Gérard Haller vient du monde du théâtre, auquel il a donné deux textes, Gmund (1986) et Figuren (1987). Il n’est sans doute pas gratuit de le rappeler, tant, depuis la parution de son premier livre de poésie (Météoriques, Seghers, 2001), le registre de son écriture recoupe l’espace du théâtre par l’attention portée aux voix. Aux voix qui traversent le poème comme des spectres, esprits ou fantômes.
All/ein, littéralement « tous un » en allemand (Haller est né à Bitche, en Moselle, en 1952), s’ouvre aussi comme un journal de notations : aux dates précises, favorisées dans Météoriques, se substitue ici le compte de nuits passées. Nuits peut-être blanches, dans tous les cas, et cela semble être dit par le seul titre, nuits où tous les chats sont gris. C’est ce que l’on comprendra assez vite, et seulement après une dizaine de pages, à la nuit exactement 23 : « la nuit chaque nuit les mots du dehors et les mots du dedans se joignent dans toi et disjoignent tu dis et comme ça sans fin t’abandonnent au battement de tout// oui tu sais c’est comme ça ». Parce que ce « chaque nuit » revient à tout le monde, Haller fait de ce livre un livre des passages. De là ces 172 nuits, pour passer sa tête jusqu’au travers du chas de l’aiguille et regarder dehors la pleine lune, puis revenir à soi, et ainsi de suite. Numérotées, comme ce pourrait être le cas d’un corps tatoué, certaines de ces nuits tiennent à deux mots isolés, d’autres prennent la forme d’une longue chute verticale, ou encore ressemblent à des rubans fins (blocs de proses), parfois les caractères sont en italique, parfois ils se réduisent, changent de corps, comme pour devenir des murmures, des tons de confidence très bas. Au travers de ces modulations de voix, dans la nuit qu’elles traversent, on n’entend pas (surtout pas) un ego se dire, nous raconter ses petites histoires de cœur et de corps perdus. Mais la voix de tout le monde, celle qui ne se dit pas, celle que l’on entend au fond de l’oreille, parfois la nuit, entre deux mouvements de corps, même lorsque les corps se rencontrent et se pénètrent. La voix de Haller nous convie à du commun (sans jeu de mots), jusqu’à sexualiser le monde, jusqu’au « jouir » du toucher, pour dire que nous habitons ensemble jusqu’à la plus petite part restée entre les mains de celui qui n’a plus rien. C’est là que le livre est le plus fort. Comme Pindare, le vieux poète grec, dans l’un de ses fragments, il parle de celui qui n’a rien, et de l’ombre dans laquelle il se cache et se replie ; de cette solitude à partir de laquelle, face à l’ordinaire, comme au pire, quelque chose de l’être se sauve, et par lui-même résiste.

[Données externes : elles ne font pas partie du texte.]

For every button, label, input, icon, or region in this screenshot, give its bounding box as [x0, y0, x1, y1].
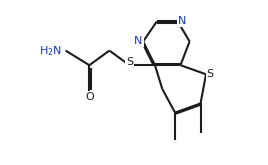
Text: H$_2$N: H$_2$N: [39, 44, 62, 57]
Text: N: N: [178, 16, 187, 26]
Text: S: S: [206, 69, 214, 79]
Text: S: S: [126, 57, 133, 66]
Text: O: O: [85, 92, 94, 102]
Text: N: N: [134, 36, 143, 47]
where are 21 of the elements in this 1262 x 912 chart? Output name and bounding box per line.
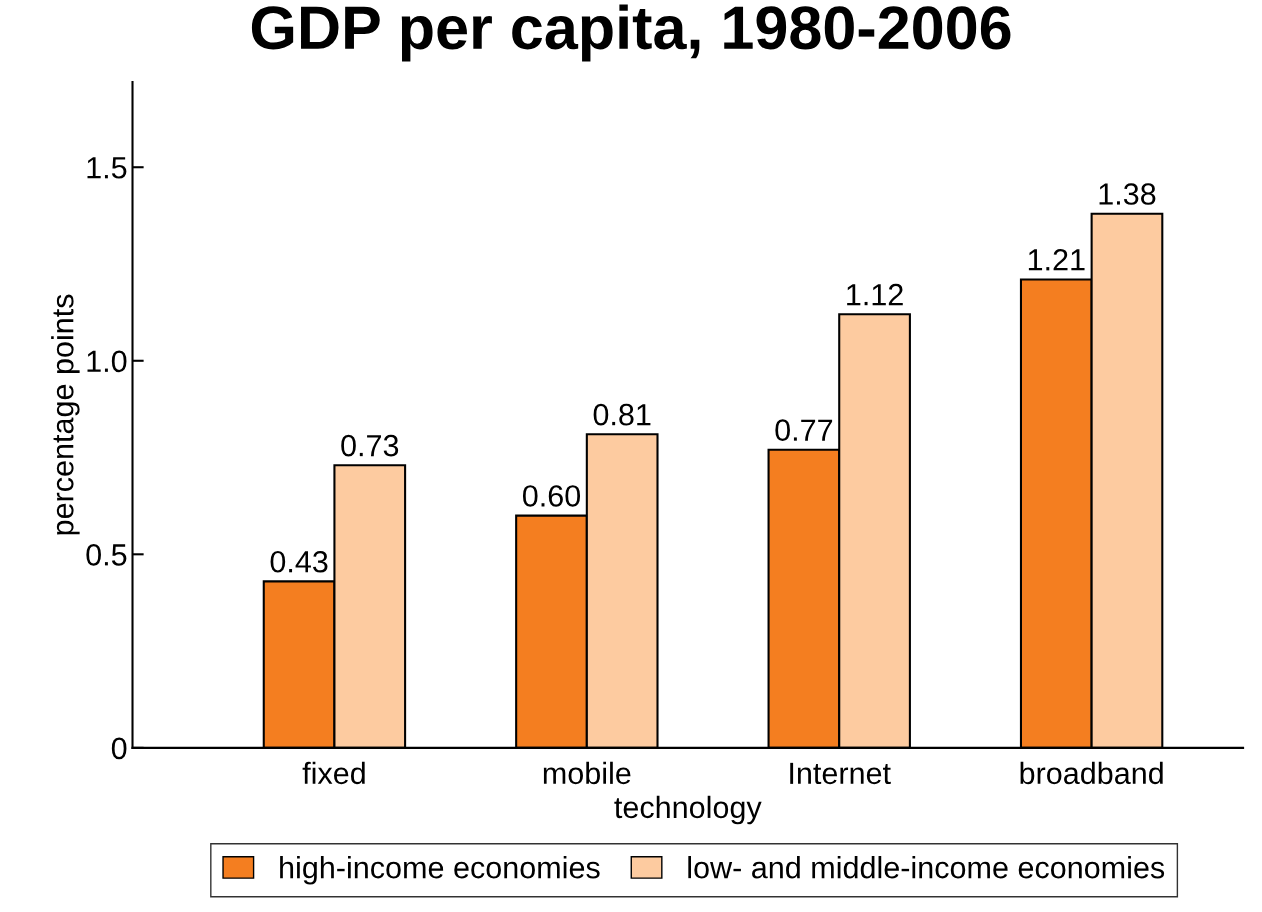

Traversant ces questions-là, All/ein dira, à la fin, avec l’auteur de L’Espèce humaine, discrètement, mais sans détour : « et chaque arbre chaque nuage chaque vache dit encore Robert Antelme : chaque chose d’abord opposant sa simple présence à la volonté d’en finir avec la mort ». Soit : que nous sommes « oui : tenu quand même de partager l’insauvable », que nous sommes tenus, tous, dans le vieux rythme du temps, tenus de partager ce qui, entre enfants, amants, mourants, nous fera nous quitter les uns, les autres, les uns des autres. Cette question lancinante, du partage impartageable, de ce qui est témoigné sans qu’aucun témoin ne se montre, elle parcourt et traverse toutes les nuits de ce livre. Cela vient d’un cœur, d’un chœur, certainement. C’est la voix dont nous parle Louis-René des Forêts dans Le Bavard, cette voix sublime qui monte derrière le mur d’enceinte d’un cloître, ou d’une école religieuse, on ne sait pas, mais que l’on entend comme une vive révélation et qui se tait soudain. Ici, elle revient à nous, même dans le noir elle résonne : « lumière/ (noir) / lumière ». Nuit 171. Rideau.
All/ein
Gérard Haller
Galilée
128 pages, 15 €
Poésie Seul avec tous
novembre 2003 | Le Matricule des Anges n°48
| par
Emmanuel Laugier
Le deuxième livre de poèmes de Gérard Haller nous fait traverser 172 nuits, au cœur desquelles bat le chœur d’un récitatif solitaire.
Seul avec tous
Par
Emmanuel Laugier
Le Matricule des Anges n°48
, novembre 2003.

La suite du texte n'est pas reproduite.